Amy Livchak, coordinator of student activities, said Thursday was good timing for the activity, as spring break begins after today, and many students will be hitting the road.
Under a new state law, people under age 18 can be stopped and cited for texting while driving. It is a secondary offense for those over 18.
Driving was going well for OSU-Lima student Joseph Steiner, of Rockford, until another vehicle ran a red light and hit him. It was game over and a hefty cost to fix his vehicle.
“I tried to stop, but I couldn’t in time,” he said.
Steiner said the simulator reminds drivers of the problems, like the vehicle that hit him, that can happen without notice. Steiner didn’t listen to his “passenger” telling him to send a text. He avoids texting on the real road, too.

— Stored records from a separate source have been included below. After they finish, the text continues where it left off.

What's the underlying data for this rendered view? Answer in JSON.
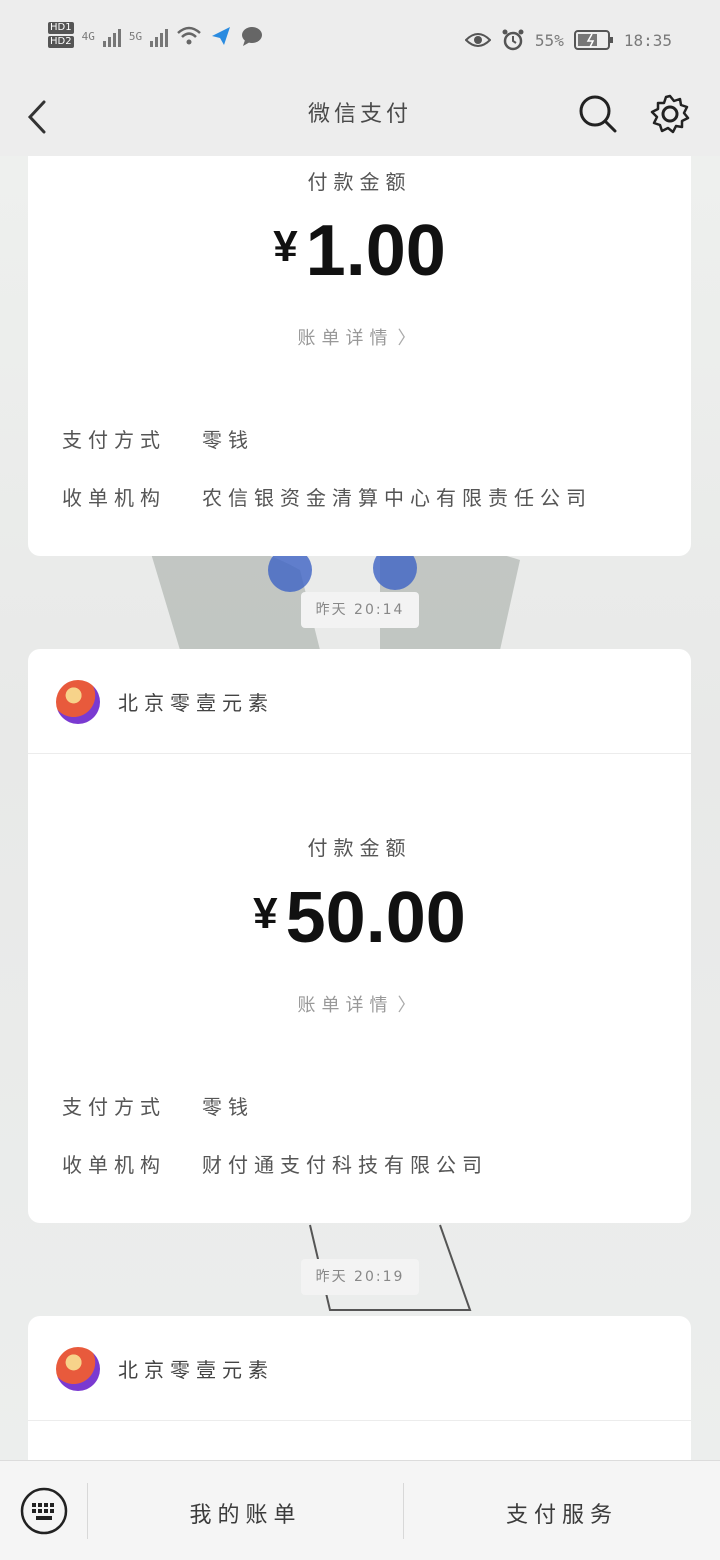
{
  "status_bar": {
    "network_left": "4G",
    "network_right": "5G",
    "battery_percent": "55%",
    "time": "18:35"
  },
  "nav": {
    "title": "微信支付"
  },
  "cards": [
    {
      "amount_label": "付款金额",
      "currency": "¥",
      "amount": "1.00",
      "detail_link": "账单详情",
      "payment_method_label": "支付方式",
      "payment_method": "零钱",
      "institution_label": "收单机构",
      "institution": "农信银资金清算中心有限责任公司"
    },
    {
      "merchant": "北京零壹元素",
      "amount_label": "付款金额",
      "currency": "¥",
      "amount": "50.00",
      "detail_link": "账单详情",
      "payment_method_label": "支付方式",
      "payment_method": "零钱",
      "institution_label": "收单机构",
      "institution": "财付通支付科技有限公司"
    },
    {
      "merchant": "北京零壹元素"
    }
  ],
  "timestamps": [
    "昨天 20:14",
    "昨天 20:19"
  ],
  "bottom_bar": {
    "my_bills": "我的账单",
    "pay_services": "支付服务"
  }
}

“I usually wait to text. If it is important, I will pull off to the side,” he said. “I have a girlfriend who worries about me. To ease her mind, I just save it for later. There is a time and place for everything. I would rather be safe than sorry.”
Zach Kreischer, an OSU-Lima student from Van Wert, didn’t text either, but did make a quick call while at a stop sign. He said he is more apt to text while driving if he is alone, but not when a passenger’s life is in danger. Kreisher said the simulator puts things in perspective.
“It helped me be aware of what is going on,” he said. “If something happens in real life, it is too late. In a simulator, you can think about it later.”